Chanter des berceuses est une pratique très répandue dans le monde et des études ont été réalisées auprès de mamans et leurs enfants pour connaitre l'impact de cette pratique sur l'attachement entre les bébés et leurs mères. Par exemple, une étude à montré que cela pouvait réduire les épisodes de pleurs, le stress maternel et les réveils dans la nuit. Et ce n'est qu'un exemple parmi d'autres !
Et si vous ne vous sentez pas les capacités de communiquer par la musique ...
Sachez qu'au moins écouter de la musique en amont d'une discussion peut participer à rendre la discussion plus fluide. Premièrement, parce que ça joue sur l'humeur et que l'humeur impacte les capacités cognitives, quand vous êtes de mauvaise humeur vous êtes plus "tête en l'air", vous avez plus de mal à vous concentrer et c'est encore pire pour les personnes avec des troubles cognitifs. Deuxièmement, ça pré-active en quelques sortes certaines aires cérébrales utiles pour le langage, un peu comme un échauffement. Enfin, ça éveille des souvenirs et ça donne de la matière à discuter. Je vous laisse constater par vous-même avec cette vidéo extraite du magnifique film documentaire, Alive Inside, dans lequel intervient le neurologue Oliver Sacks (début à 0:43 secondes).

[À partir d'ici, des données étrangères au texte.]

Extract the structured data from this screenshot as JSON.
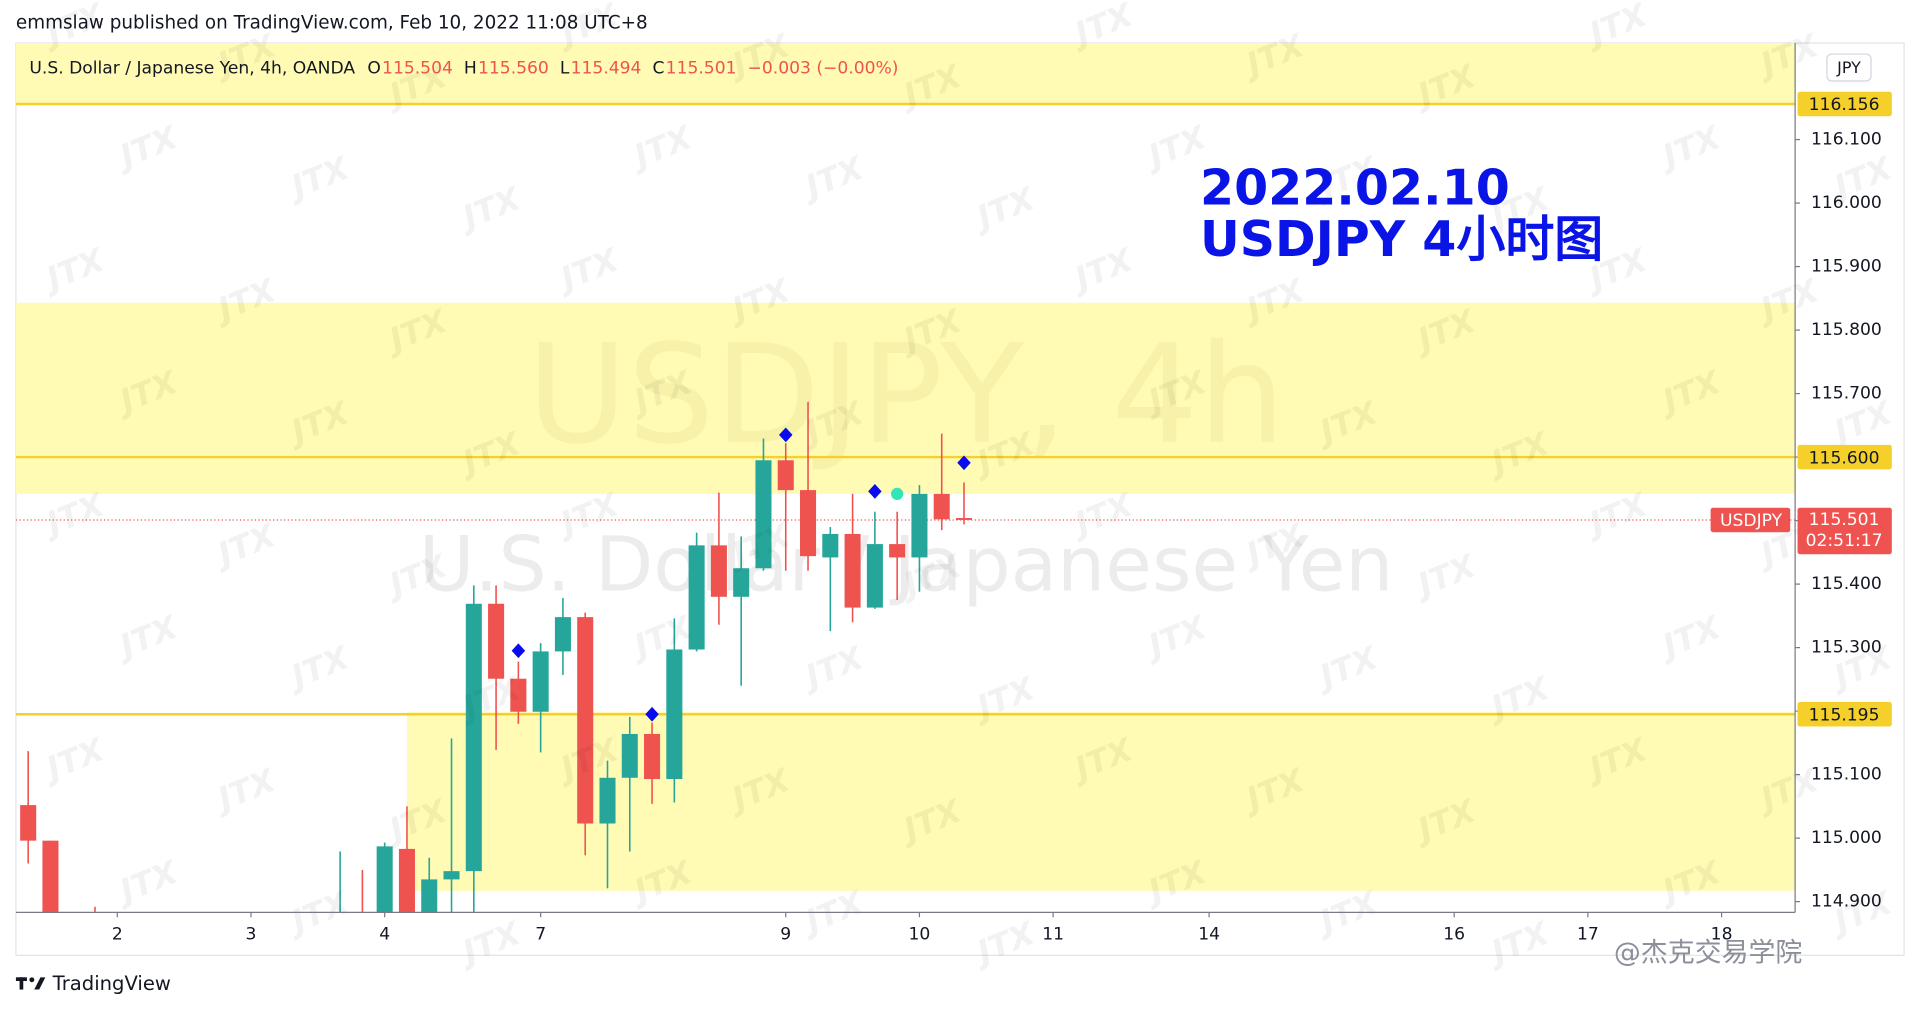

Tu peux arrêter ta lecture ici. Mais pour les plus curieux qui attendent toujours que je leur explique comment un type de jeu musical permettait de communiquer une attitude plutôt qu'une autre dans l'expérience de Aucouturier et Canonne ..
Bonus
Une analyse acoustique des différentes improvisations a été réalisée, je vous fais un petit résumé des principaux résultats.
Leader/Suiveur :
Les chercheurs ont voulu vérifier si Tom se positionnait plutôt comme leader ou suiveur de l'improvisation en fonction de l'attitude qu'il devait communiquer. En utilisant des analyses qui permettent de prédire un évènement futur en fonction d'un évènement passé (causalité de Granger) ils ont pu constater que :
Lorsque Tom communiquait une attitude prévenante, le jeu musical de Julie prédisait le jeu musical de Tom : Tom s'adaptait à Julie.

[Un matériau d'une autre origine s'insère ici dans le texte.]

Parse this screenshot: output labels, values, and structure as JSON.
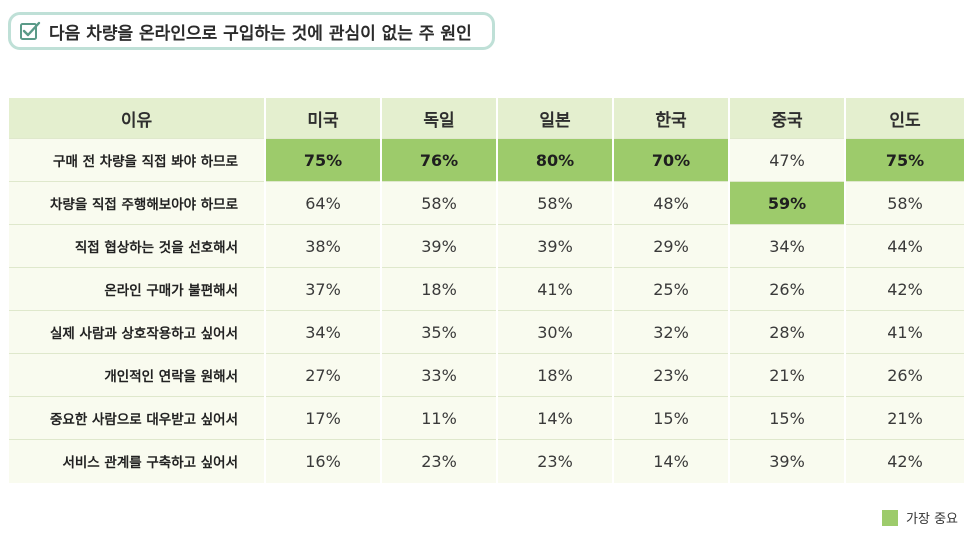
{
  "title": "다음 차량을 온라인으로 구입하는 것에 관심이 없는 주 원인",
  "table": {
    "headers": [
      "이유",
      "미국",
      "독일",
      "일본",
      "한국",
      "중국",
      "인도"
    ],
    "rows": [
      {
        "reason": "구매 전 차량을 직접 봐야 하므로",
        "values": [
          "75%",
          "76%",
          "80%",
          "70%",
          "47%",
          "75%"
        ],
        "highlight": [
          true,
          true,
          true,
          true,
          false,
          true
        ]
      },
      {
        "reason": "차량을 직접 주행해보아야 하므로",
        "values": [
          "64%",
          "58%",
          "58%",
          "48%",
          "59%",
          "58%"
        ],
        "highlight": [
          false,
          false,
          false,
          false,
          true,
          false
        ]
      },
      {
        "reason": "직접 협상하는 것을 선호해서",
        "values": [
          "38%",
          "39%",
          "39%",
          "29%",
          "34%",
          "44%"
        ],
        "highlight": [
          false,
          false,
          false,
          false,
          false,
          false
        ]
      },
      {
        "reason": "온라인 구매가 불편해서",
        "values": [
          "37%",
          "18%",
          "41%",
          "25%",
          "26%",
          "42%"
        ],
        "highlight": [
          false,
          false,
          false,
          false,
          false,
          false
        ]
      },
      {
        "reason": "실제 사람과 상호작용하고 싶어서",
        "values": [
          "34%",
          "35%",
          "30%",
          "32%",
          "28%",
          "41%"
        ],
        "highlight": [
          false,
          false,
          false,
          false,
          false,
          false
        ]
      },
      {
        "reason": "개인적인 연락을 원해서",
        "values": [
          "27%",
          "33%",
          "18%",
          "23%",
          "21%",
          "26%"
        ],
        "highlight": [
          false,
          false,
          false,
          false,
          false,
          false
        ]
      },
      {
        "reason": "중요한 사람으로 대우받고 싶어서",
        "values": [
          "17%",
          "11%",
          "14%",
          "15%",
          "15%",
          "21%"
        ],
        "highlight": [
          false,
          false,
          false,
          false,
          false,
          false
        ]
      },
      {
        "reason": "서비스 관계를 구축하고 싶어서",
        "values": [
          "16%",
          "23%",
          "23%",
          "14%",
          "39%",
          "42%"
        ],
        "highlight": [
          false,
          false,
          false,
          false,
          false,
          false
        ]
      }
    ]
  },
  "legend": {
    "label": "가장 중요",
    "color": "#9dcb6b"
  },
  "colors": {
    "header_bg": "#e4efcf",
    "cell_bg": "#f9fbef",
    "highlight": "#9dcb6b",
    "title_border": "#bfe0d7",
    "check": "#5a9a88"
  },
  "icons": {
    "title": "checkbox-checked-icon"
  }
}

Lorsque Tom communiquait une attitude dominante, c'est son jeu musical à lui qui prédisait celui de Julie : Julie s'adaptait à Tom.
Aucune relation causale n'a pu être trouvée dans le cas de l'attitude insolente ou dédaigneuse (pour comprendre pourquoi, c'est juste en dessous).

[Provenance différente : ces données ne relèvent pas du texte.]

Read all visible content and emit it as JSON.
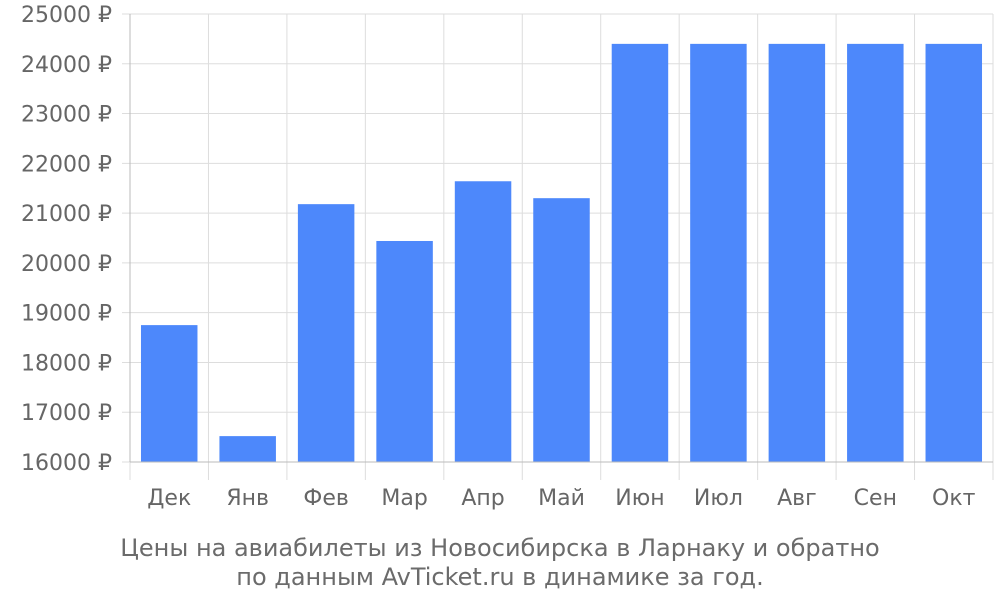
{
  "chart_data": {
    "type": "bar",
    "categories": [
      "Дек",
      "Янв",
      "Фев",
      "Мар",
      "Апр",
      "Май",
      "Июн",
      "Июл",
      "Авг",
      "Сен",
      "Окт"
    ],
    "values": [
      18750,
      16520,
      21180,
      20440,
      21640,
      21300,
      24400,
      24400,
      24400,
      24400,
      24400
    ],
    "ylim": [
      16000,
      25000
    ],
    "yticks": [
      16000,
      17000,
      18000,
      19000,
      20000,
      21000,
      22000,
      23000,
      24000,
      25000
    ],
    "ytick_labels": [
      "16000 ₽",
      "17000 ₽",
      "18000 ₽",
      "19000 ₽",
      "20000 ₽",
      "21000 ₽",
      "22000 ₽",
      "23000 ₽",
      "24000 ₽",
      "25000 ₽"
    ],
    "grid": true,
    "bar_color": "#4d88fb",
    "grid_color": "#dddddd"
  },
  "caption": {
    "line1": "Цены на авиабилеты из Новосибирска в Ларнаку и обратно",
    "line2": "по данным AvTicket.ru в динамике за год."
  }
}
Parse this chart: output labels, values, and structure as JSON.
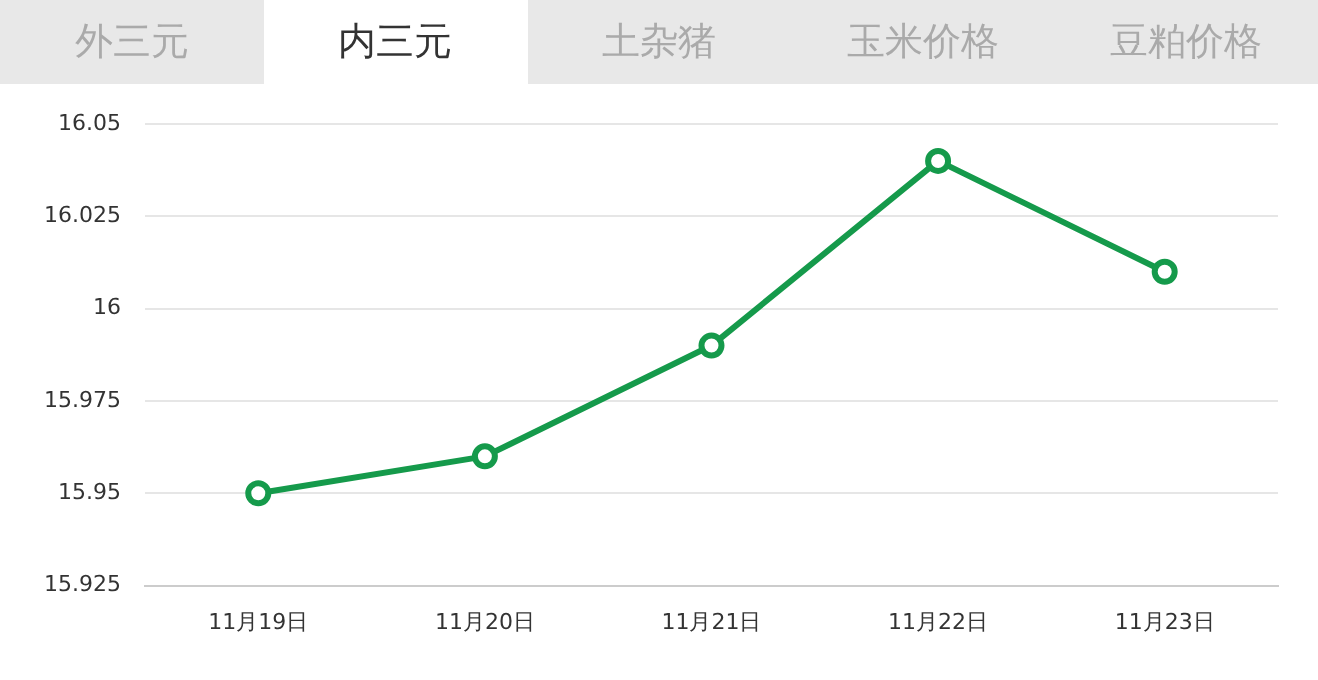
{
  "chart_data": {
    "type": "line",
    "title": "内三元",
    "annotations": [
      "外三元",
      "土杂猪",
      "玉米价格",
      "豆粕价格"
    ],
    "categories": [
      "11月19日",
      "11月20日",
      "11月21日",
      "11月22日",
      "11月23日"
    ],
    "values": [
      15.95,
      15.96,
      15.99,
      16.04,
      16.01
    ],
    "color": "#159a4b",
    "ylim": [
      15.925,
      16.05
    ],
    "yticks": [
      15.925,
      15.95,
      15.975,
      16,
      16.025,
      16.05
    ],
    "grid": "y",
    "marker": "circle",
    "line_style": "solid",
    "legend": false
  }
}
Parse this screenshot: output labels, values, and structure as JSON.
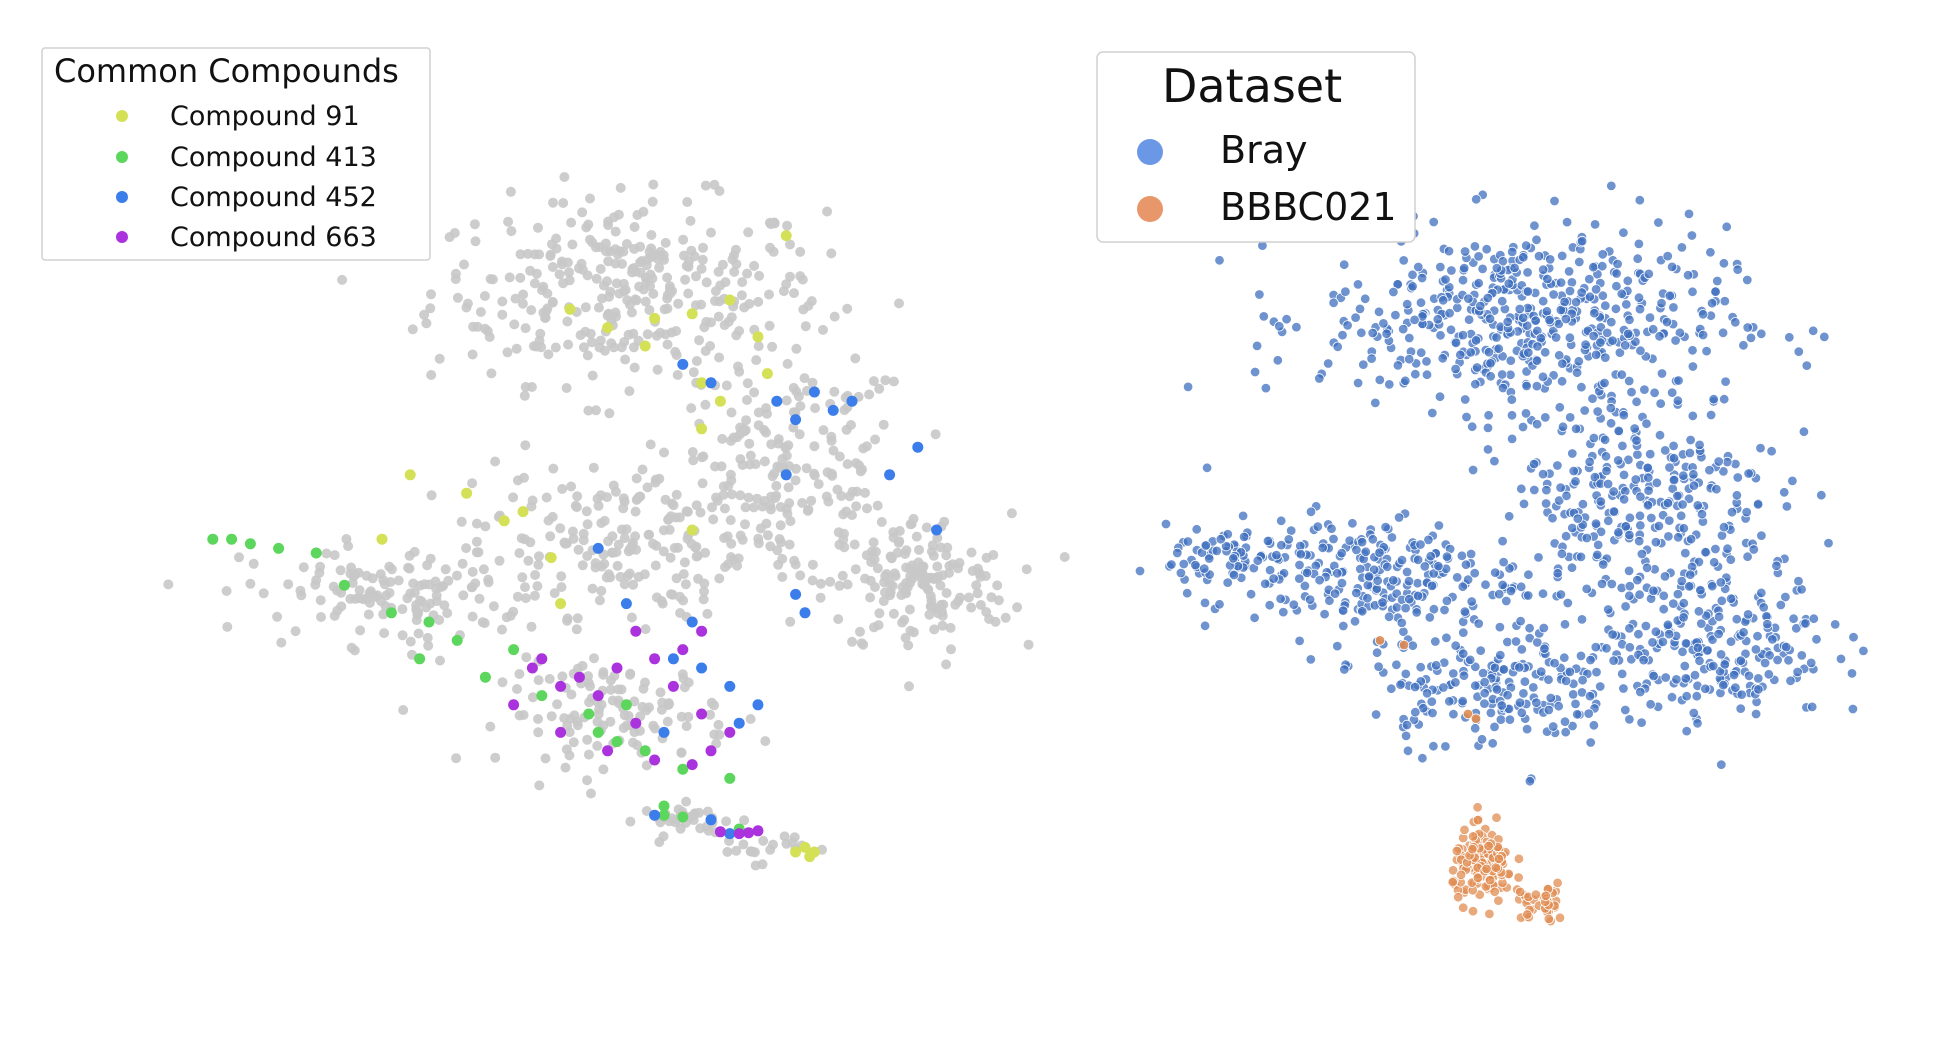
{
  "chart_data": [
    {
      "type": "scatter",
      "title": "",
      "xlabel": "",
      "ylabel": "",
      "axes_visible": false,
      "grid": false,
      "legend": {
        "title": "Common Compounds",
        "placement": "top-left",
        "entries": [
          "Compound 91",
          "Compound 413",
          "Compound 452",
          "Compound 663"
        ]
      },
      "background_color": "#c8c8c8",
      "series": [
        {
          "name": "Compound 91",
          "color": "#d4e157",
          "points": [
            [
              5.0,
              7.4
            ],
            [
              5.9,
              7.3
            ],
            [
              6.3,
              7.35
            ],
            [
              5.4,
              7.2
            ],
            [
              6.7,
              7.5
            ],
            [
              7.3,
              8.2
            ],
            [
              7.1,
              6.7
            ],
            [
              6.4,
              6.1
            ],
            [
              4.5,
              5.2
            ],
            [
              3.9,
              5.4
            ],
            [
              3.3,
              5.6
            ],
            [
              4.3,
              5.1
            ],
            [
              3.0,
              4.9
            ],
            [
              6.3,
              5.0
            ],
            [
              4.8,
              4.7
            ],
            [
              6.4,
              6.6
            ],
            [
              7.0,
              7.1
            ],
            [
              5.8,
              7.0
            ],
            [
              6.6,
              6.4
            ],
            [
              4.9,
              4.2
            ],
            [
              7.5,
              1.55
            ],
            [
              7.6,
              1.5
            ],
            [
              7.55,
              1.45
            ],
            [
              7.4,
              1.5
            ]
          ]
        },
        {
          "name": "Compound 413",
          "color": "#5cd65c",
          "points": [
            [
              1.2,
              4.9
            ],
            [
              1.4,
              4.9
            ],
            [
              1.6,
              4.85
            ],
            [
              1.9,
              4.8
            ],
            [
              2.3,
              4.75
            ],
            [
              2.6,
              4.4
            ],
            [
              3.1,
              4.1
            ],
            [
              3.5,
              4.0
            ],
            [
              3.8,
              3.8
            ],
            [
              3.4,
              3.6
            ],
            [
              4.1,
              3.4
            ],
            [
              4.7,
              3.2
            ],
            [
              5.2,
              3.0
            ],
            [
              5.6,
              3.1
            ],
            [
              5.3,
              2.8
            ],
            [
              5.8,
              2.6
            ],
            [
              6.2,
              2.4
            ],
            [
              6.7,
              2.3
            ],
            [
              5.5,
              2.7
            ],
            [
              4.4,
              3.7
            ],
            [
              6.0,
              1.9
            ],
            [
              6.2,
              1.88
            ],
            [
              6.0,
              2.0
            ],
            [
              6.8,
              1.75
            ]
          ]
        },
        {
          "name": "Compound 452",
          "color": "#3b7dea",
          "points": [
            [
              6.2,
              6.8
            ],
            [
              6.5,
              6.6
            ],
            [
              7.2,
              6.4
            ],
            [
              7.6,
              6.5
            ],
            [
              7.4,
              6.2
            ],
            [
              7.8,
              6.3
            ],
            [
              8.0,
              6.4
            ],
            [
              7.3,
              5.6
            ],
            [
              8.4,
              5.6
            ],
            [
              8.7,
              5.9
            ],
            [
              8.9,
              5.0
            ],
            [
              7.4,
              4.3
            ],
            [
              7.5,
              4.1
            ],
            [
              6.1,
              3.6
            ],
            [
              6.4,
              3.5
            ],
            [
              6.7,
              3.3
            ],
            [
              7.0,
              3.1
            ],
            [
              6.8,
              2.9
            ],
            [
              5.3,
              4.8
            ],
            [
              5.6,
              4.2
            ],
            [
              6.3,
              4.0
            ],
            [
              6.0,
              2.8
            ],
            [
              5.9,
              1.9
            ],
            [
              6.5,
              1.85
            ],
            [
              6.7,
              1.7
            ]
          ]
        },
        {
          "name": "Compound 663",
          "color": "#aa33dd",
          "points": [
            [
              4.7,
              3.6
            ],
            [
              5.1,
              3.4
            ],
            [
              5.5,
              3.5
            ],
            [
              5.9,
              3.6
            ],
            [
              6.2,
              3.7
            ],
            [
              6.4,
              3.9
            ],
            [
              5.7,
              3.9
            ],
            [
              5.3,
              3.2
            ],
            [
              4.9,
              3.3
            ],
            [
              4.4,
              3.1
            ],
            [
              4.9,
              2.8
            ],
            [
              5.4,
              2.6
            ],
            [
              5.9,
              2.5
            ],
            [
              6.3,
              2.45
            ],
            [
              6.5,
              2.6
            ],
            [
              6.7,
              2.8
            ],
            [
              6.4,
              3.0
            ],
            [
              6.1,
              3.3
            ],
            [
              5.7,
              2.9
            ],
            [
              4.6,
              3.5
            ],
            [
              6.6,
              1.72
            ],
            [
              6.8,
              1.7
            ],
            [
              6.9,
              1.71
            ],
            [
              7.0,
              1.73
            ]
          ]
        }
      ]
    },
    {
      "type": "scatter",
      "title": "",
      "xlabel": "",
      "ylabel": "",
      "axes_visible": false,
      "grid": false,
      "legend": {
        "title": "Dataset",
        "placement": "top-left",
        "entries": [
          "Bray",
          "BBBC021"
        ]
      },
      "series": [
        {
          "name": "Bray",
          "color": "#3f6fbf",
          "regions": [
            {
              "center": [
                4.8,
                7.3
              ],
              "spread": [
                2.3,
                0.9
              ],
              "count": 520
            },
            {
              "center": [
                6.2,
                5.4
              ],
              "spread": [
                1.6,
                1.2
              ],
              "count": 320
            },
            {
              "center": [
                2.8,
                4.5
              ],
              "spread": [
                1.8,
                0.6
              ],
              "count": 260
            },
            {
              "center": [
                7.2,
                3.8
              ],
              "spread": [
                1.3,
                0.8
              ],
              "count": 240
            },
            {
              "center": [
                4.4,
                3.3
              ],
              "spread": [
                1.4,
                0.6
              ],
              "count": 200
            },
            {
              "center": [
                1.1,
                4.7
              ],
              "spread": [
                0.7,
                0.3
              ],
              "count": 60
            }
          ]
        },
        {
          "name": "BBBC021",
          "color": "#e08c52",
          "regions": [
            {
              "center": [
                4.3,
                1.35
              ],
              "spread": [
                0.35,
                0.35
              ],
              "count": 150
            },
            {
              "center": [
                5.0,
                0.95
              ],
              "spread": [
                0.3,
                0.2
              ],
              "count": 40
            }
          ],
          "extra_points": [
            [
              3.0,
              3.8
            ],
            [
              3.3,
              3.75
            ],
            [
              4.1,
              3.0
            ],
            [
              4.2,
              2.95
            ]
          ]
        }
      ]
    }
  ]
}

Synchronisation temporelle et harmonie :
Ici, les chercheurs se sont intéressés à la synchronisation temporelle et l'harmonie des mélodies jouées par Tom et Julie durant les improvisations.
Lorsque Tom devait communiquer une attitude dominante, il jouait souvent en même temps que Julie, mais il n'harmonisait pas son jeu musical à celui de sa binôme : Tom prenait le monopole de l'improvisation.
Lorsque Tom devait communiquer une attitude prévenante, il jouait souvent en même temps que Julie, mais cette fois en harmonie : Tom soutenait le jeu musical de sa binôme.
Lorsque Tom devait communiquer une attitude dédaigneuse, dès que Julie se mettait à jouer, Tom arrêtait de jouer : Tom évitait sa binôme (c'est pour cela qu'aucune relation causale entre les deux jeux musicaux ne pouvait être trouvée).
Voilà, là j'ai terminé !
Sources :
Aucouturier, J. J., & Canonne, C. (2017). Musical friends and foes: The social cognition of affiliation and control in improvised interactions. Cognition, 161, 94-108.
Cresswell-Smith, J., Amaddeo, F., Donisi, V., Forsman, A. K., Kalseth, J., Martin-Maria, N., ... & Walhbeck, K. (2019). Determinants of multidimensional mental wellbeing in the oldest old: a rapid review. Social psychiatry and psychiatric epidemiology, 54(2), 135-144.
Douma, L., Steverink, N., Hutter, I., & Meijering, L. (2017). Exploring subjective well-being in older age by using participant-generated word clouds. The Gerontologist, 57(2), 229-239.
Heider, F., & Simmel, M. (1944). An experimental study of apparent behavior. The American journal of psychology, 57(2), 243-259.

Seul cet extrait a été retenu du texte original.